0.30 × 15 - 0.30 × y + 0.80y = 6

4.5 + 0.80y - 0.30y = 6

4.5 + 0.50y = 6

4.5 - 4.5 + 0.50y = 6 - 4.5

0.50y = 1.5

0.50y/0.50 = 1.5/0.50

y = 3

Again, x = 15 - y = 15 - 3 = 12

So far, you probably noticed that mixture word problems can be quite challenging!

Example #3:

You have 6 liters of water that have 20 percent strawberry juice. How many liters of a 80 percent strawberry juice should be added to the mixture to make 75 percent strawberry juice?

Solution: Use of two variables leading to a system of linear equations.

Le x be number of liters of water that contain 20 percent strawberry juice.

Let y represent number of liters of water that contain 80 percent strawberry juice.

x + y = 6

0.20x + 0.80y = 0.75 × 6

Solve by substitution

x = 6 - y

0.20 × (6 - y) + 0.80y = 4.5

0.20 × 6 - 0.20 × y + 0.80y = 4.5

1.2 + 0.80y - 0.20y = 4.5

1.2 + 0.60y = 4.5

1.2 - 1.2 + 0.60y = 4.5 - 1.2

0.60y = 3.3

0.60y / 0.60 = 3.3 / 0.60

y = 5.5

x = 6 - 5.5 = 0.5

Therefore, if you want your juice to contain 75% strawberry juice, do the following:

Mix 5.5 liters of water that has 80% strawberry juice with 0.5 liter of water that has 20% strawberry juice.

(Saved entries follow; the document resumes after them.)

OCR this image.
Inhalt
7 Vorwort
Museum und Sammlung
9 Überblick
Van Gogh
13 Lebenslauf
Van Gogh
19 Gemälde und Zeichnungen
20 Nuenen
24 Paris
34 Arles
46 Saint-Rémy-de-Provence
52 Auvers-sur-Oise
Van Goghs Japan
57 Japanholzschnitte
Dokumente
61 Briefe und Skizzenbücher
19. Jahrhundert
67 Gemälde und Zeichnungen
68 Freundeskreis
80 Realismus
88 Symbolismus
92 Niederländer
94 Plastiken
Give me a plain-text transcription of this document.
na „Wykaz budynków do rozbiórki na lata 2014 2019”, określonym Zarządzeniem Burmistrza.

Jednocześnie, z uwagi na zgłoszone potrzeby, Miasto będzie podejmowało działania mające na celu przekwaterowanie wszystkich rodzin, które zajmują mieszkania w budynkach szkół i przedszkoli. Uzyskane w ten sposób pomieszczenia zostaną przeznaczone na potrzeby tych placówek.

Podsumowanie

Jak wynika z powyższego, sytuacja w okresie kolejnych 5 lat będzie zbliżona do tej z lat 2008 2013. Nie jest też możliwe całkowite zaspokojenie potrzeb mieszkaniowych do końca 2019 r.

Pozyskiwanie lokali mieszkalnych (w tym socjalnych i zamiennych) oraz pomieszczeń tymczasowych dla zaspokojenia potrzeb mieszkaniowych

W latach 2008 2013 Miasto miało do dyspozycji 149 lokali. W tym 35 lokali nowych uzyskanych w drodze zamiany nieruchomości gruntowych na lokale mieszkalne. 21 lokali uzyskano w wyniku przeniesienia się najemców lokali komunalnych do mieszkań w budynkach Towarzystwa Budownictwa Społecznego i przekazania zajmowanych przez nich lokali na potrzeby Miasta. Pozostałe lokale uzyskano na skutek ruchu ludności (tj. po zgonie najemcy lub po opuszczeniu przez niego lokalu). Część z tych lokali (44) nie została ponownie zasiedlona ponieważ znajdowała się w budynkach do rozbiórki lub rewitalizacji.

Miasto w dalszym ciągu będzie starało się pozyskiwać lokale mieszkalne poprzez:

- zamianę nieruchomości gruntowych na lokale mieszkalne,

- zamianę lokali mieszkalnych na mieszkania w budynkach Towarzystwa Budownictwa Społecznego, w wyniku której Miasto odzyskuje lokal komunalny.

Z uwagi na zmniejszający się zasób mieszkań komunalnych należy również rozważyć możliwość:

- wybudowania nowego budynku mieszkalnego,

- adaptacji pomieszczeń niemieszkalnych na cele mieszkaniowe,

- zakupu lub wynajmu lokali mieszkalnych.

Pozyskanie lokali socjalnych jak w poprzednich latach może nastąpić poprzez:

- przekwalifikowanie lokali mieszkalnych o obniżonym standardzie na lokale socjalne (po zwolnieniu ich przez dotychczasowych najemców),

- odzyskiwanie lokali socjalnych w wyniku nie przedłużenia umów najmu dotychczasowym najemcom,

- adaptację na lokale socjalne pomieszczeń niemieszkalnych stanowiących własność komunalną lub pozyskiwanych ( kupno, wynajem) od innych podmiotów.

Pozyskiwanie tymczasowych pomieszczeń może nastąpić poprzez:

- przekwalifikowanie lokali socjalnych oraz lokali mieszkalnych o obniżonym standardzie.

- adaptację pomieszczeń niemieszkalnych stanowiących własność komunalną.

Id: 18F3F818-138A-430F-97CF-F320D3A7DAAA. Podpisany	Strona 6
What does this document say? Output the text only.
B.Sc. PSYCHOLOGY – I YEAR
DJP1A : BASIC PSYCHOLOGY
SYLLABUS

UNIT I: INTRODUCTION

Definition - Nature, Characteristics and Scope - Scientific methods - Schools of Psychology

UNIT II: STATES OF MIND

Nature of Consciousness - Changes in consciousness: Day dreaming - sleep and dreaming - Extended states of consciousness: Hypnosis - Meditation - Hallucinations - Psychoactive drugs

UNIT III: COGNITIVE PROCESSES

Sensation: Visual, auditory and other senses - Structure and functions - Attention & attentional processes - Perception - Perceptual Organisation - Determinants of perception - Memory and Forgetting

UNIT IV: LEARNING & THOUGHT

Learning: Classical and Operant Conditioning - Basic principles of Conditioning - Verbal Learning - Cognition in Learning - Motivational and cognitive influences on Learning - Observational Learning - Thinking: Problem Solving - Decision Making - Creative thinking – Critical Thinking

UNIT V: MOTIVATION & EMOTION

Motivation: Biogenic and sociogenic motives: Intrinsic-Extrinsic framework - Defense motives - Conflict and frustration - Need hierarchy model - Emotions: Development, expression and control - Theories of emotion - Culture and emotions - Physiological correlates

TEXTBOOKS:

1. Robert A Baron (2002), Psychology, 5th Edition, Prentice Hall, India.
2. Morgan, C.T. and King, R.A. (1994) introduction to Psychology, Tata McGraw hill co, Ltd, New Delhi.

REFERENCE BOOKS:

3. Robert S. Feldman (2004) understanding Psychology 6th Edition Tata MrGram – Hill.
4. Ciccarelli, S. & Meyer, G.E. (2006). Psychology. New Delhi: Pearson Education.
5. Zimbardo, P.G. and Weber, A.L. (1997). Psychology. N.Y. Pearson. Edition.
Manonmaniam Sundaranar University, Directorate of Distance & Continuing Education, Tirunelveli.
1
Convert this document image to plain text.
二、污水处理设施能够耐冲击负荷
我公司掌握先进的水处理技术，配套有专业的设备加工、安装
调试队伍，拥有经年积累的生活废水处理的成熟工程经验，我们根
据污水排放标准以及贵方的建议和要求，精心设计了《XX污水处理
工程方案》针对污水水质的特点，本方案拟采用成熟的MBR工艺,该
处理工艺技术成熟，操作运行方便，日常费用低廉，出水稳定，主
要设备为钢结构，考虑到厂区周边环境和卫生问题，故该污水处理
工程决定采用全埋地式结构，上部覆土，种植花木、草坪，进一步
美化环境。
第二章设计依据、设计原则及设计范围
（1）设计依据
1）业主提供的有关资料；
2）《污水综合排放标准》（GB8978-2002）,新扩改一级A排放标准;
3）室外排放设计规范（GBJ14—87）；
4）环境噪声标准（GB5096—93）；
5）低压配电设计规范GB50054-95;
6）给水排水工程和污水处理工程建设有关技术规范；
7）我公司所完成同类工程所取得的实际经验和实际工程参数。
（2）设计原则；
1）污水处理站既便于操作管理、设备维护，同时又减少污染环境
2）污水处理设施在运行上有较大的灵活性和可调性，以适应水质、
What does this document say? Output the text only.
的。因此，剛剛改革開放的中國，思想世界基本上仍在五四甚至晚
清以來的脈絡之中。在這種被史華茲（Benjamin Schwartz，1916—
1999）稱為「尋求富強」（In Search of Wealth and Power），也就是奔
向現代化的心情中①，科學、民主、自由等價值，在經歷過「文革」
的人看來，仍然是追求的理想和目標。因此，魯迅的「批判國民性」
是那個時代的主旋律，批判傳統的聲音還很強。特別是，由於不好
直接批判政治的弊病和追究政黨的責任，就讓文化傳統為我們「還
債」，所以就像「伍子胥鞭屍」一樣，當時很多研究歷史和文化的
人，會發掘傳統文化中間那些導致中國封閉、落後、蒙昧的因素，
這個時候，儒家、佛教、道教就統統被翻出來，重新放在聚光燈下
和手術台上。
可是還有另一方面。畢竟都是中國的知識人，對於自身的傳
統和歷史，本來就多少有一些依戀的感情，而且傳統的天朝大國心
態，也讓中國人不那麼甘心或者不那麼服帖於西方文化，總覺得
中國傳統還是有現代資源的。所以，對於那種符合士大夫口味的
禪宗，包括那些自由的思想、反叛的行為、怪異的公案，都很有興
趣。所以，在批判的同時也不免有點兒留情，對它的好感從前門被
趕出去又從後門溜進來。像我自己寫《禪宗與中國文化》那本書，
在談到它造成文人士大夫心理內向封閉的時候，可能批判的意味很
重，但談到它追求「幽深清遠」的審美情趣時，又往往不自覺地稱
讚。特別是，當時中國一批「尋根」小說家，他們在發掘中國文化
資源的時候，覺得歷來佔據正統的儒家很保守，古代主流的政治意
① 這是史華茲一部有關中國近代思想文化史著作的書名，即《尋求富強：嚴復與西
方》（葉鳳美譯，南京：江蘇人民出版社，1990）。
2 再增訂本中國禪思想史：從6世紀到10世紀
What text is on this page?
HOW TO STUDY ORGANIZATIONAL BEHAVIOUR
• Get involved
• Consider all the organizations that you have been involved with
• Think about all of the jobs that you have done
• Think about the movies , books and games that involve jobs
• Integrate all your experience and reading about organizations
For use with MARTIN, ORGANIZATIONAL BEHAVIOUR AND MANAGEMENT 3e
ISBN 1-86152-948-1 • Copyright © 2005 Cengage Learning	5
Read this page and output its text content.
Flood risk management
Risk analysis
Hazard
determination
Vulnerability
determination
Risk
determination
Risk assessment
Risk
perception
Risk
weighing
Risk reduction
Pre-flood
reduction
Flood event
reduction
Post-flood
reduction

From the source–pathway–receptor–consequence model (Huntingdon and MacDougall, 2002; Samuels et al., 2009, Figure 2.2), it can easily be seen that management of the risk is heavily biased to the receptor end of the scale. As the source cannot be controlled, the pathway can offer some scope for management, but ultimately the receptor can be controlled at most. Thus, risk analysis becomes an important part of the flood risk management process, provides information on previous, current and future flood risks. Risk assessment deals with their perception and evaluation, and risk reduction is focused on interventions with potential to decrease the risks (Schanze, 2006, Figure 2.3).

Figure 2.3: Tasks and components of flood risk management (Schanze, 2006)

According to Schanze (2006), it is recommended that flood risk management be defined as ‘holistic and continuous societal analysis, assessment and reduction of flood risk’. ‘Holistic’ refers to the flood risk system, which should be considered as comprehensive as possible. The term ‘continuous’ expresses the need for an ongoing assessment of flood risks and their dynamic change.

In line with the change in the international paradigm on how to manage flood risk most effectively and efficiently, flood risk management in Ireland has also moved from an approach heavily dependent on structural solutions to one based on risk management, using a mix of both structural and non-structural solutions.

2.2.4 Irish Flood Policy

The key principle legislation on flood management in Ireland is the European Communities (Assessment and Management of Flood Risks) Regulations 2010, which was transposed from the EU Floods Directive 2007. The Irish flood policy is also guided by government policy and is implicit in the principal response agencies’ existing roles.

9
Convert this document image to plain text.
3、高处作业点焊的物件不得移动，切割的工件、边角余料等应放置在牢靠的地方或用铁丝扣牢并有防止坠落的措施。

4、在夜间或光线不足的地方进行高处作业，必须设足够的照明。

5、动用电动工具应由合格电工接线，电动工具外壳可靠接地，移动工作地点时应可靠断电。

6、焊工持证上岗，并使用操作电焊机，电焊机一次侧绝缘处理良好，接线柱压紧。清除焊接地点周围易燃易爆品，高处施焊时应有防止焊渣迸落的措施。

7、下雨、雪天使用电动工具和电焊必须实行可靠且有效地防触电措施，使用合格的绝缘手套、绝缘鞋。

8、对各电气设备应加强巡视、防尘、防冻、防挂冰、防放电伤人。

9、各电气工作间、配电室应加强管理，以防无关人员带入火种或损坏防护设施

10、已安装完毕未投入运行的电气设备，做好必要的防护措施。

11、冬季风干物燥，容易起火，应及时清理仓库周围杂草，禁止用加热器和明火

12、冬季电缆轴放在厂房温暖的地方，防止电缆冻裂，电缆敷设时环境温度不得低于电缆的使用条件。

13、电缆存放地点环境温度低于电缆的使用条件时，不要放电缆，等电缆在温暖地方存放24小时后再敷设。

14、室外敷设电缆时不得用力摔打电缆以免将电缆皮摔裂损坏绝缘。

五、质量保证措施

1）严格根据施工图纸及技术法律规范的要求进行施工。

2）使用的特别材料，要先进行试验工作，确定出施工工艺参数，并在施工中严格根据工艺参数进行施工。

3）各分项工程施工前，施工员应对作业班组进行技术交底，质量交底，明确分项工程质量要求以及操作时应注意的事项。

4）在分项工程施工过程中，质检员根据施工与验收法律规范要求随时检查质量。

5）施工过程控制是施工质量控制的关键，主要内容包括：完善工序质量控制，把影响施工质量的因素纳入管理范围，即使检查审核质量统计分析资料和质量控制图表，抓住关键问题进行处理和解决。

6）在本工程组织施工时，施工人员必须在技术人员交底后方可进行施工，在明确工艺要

Your juice should taste better now!

The mixture word problems I solved above are typical questions. You may not encounter these word problems a lot in algebra. However, it is good idea to know how to solve these mixture word problems.

When solving mixture word problems, I suggest you do it with a system of linear equations.